Andre Aciman, the author of the novels “Call Me by Your Name” (2007) and “Find Me” (2019), among other books, believes that Virginia Woolf’s novel “Mrs. Dalloway” is “an overrated novel that I don’t find particularly gripping or interesting. I’m not even sure it’s well written” (New York Times Book Review “By the Book” interview, November 3, 2019). REALLY??? Of course everyone has the right to her or his own preferences in literature. But to go as far as to say this brilliant, breakthrough novel is overrated and not necessarily well written? I strongly suspect that this is at least partly a gendered opinion, based on the facts that the main character is a woman, that the novel takes place in one seemingly ordinary day(the much-maligned "domestic fiction," which is usually written by women, but when written by men, is much more laudatorily received) and that much of the novel takes place in the mind and memory of that woman. The added fact that the main event of Mrs. Dalloway’s day is a party may also be partly the object of Aciman’s disdain. Woolf’s prose is known for its experimental-but-still-true-to-realism quality. And although the main character is from a time past, and from an upper-class life, these facts in no way undermine the essential consciousness and preoccupations and inevitable realities of her life, and of the lives of many women (and, for that matter, some men). I understand that Aciman has written novels that, among other things, speak to and about the lives of gay men, and this is a good thing.

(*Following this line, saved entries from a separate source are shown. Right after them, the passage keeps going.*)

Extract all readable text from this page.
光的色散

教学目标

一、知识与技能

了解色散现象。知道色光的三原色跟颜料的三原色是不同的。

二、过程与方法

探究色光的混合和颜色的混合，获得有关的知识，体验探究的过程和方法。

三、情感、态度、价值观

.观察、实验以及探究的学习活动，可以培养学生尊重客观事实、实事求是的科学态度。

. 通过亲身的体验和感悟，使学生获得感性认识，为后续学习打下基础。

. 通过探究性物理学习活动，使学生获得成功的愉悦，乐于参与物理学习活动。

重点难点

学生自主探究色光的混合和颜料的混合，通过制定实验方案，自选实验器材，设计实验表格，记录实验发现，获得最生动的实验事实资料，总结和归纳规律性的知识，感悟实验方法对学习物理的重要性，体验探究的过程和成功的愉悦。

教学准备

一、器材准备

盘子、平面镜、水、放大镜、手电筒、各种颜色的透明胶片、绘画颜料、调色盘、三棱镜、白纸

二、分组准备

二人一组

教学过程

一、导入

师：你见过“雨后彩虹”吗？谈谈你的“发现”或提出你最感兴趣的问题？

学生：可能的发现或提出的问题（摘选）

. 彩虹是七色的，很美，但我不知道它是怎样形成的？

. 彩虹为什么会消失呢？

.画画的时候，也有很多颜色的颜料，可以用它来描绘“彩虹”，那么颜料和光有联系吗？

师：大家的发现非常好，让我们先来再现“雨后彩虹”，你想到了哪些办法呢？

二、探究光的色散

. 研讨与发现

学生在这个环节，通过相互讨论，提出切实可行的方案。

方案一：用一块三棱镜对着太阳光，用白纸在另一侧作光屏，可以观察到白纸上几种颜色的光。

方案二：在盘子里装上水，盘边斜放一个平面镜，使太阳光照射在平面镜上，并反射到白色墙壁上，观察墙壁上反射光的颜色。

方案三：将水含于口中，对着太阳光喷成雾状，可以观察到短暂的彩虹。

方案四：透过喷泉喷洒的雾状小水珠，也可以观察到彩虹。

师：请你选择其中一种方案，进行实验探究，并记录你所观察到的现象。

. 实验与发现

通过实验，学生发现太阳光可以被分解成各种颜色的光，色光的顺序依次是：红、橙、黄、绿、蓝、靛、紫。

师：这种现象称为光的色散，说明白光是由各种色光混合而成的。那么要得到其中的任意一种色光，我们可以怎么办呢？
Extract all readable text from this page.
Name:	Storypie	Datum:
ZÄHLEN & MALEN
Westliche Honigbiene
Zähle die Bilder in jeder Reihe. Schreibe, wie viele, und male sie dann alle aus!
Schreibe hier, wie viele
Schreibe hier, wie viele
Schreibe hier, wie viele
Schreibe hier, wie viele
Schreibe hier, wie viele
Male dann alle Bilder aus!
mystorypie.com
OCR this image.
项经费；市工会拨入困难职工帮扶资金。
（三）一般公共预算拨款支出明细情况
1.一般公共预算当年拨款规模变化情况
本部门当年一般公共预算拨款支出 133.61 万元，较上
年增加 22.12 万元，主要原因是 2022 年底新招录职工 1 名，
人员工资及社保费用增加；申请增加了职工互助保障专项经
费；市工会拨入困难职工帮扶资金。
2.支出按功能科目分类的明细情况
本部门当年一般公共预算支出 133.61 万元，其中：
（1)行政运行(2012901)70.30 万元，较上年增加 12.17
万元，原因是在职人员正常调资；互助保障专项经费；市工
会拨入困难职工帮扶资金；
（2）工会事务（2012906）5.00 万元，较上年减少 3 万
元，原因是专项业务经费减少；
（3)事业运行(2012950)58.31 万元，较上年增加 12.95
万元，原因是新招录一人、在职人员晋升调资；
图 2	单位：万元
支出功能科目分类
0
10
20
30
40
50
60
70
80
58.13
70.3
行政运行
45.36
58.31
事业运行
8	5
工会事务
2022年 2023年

But it does not excuse his almost contemptuous dismissal of one of the great novels of the twentieth century and indeed, of all time. Perhaps it adds context to note that in the same interview, Aciman also expressed disdain for “Anna Karenina,” stating that Tolstoy’s writing is “[e]pic, panoramic and gushy, but ultimately simple” and that the novel “did not change me.” One could take this as evidence of Aciman’s equal-opportunity scorning of great writers. However, note that in the NYT interview he only favorably mentions (with the exception of Djuna Barnes’ novel “Nightwood") male writers, including Dostoyevsky, Pascal, Racine, John le Carre, Joyce, Eliot, and Gogol. I had recently been considering reading Aciman’s new novel, “Find Me,” but after his diss of “Mrs. Dalloway,” I don’t think I will. (That’ll show him, right?)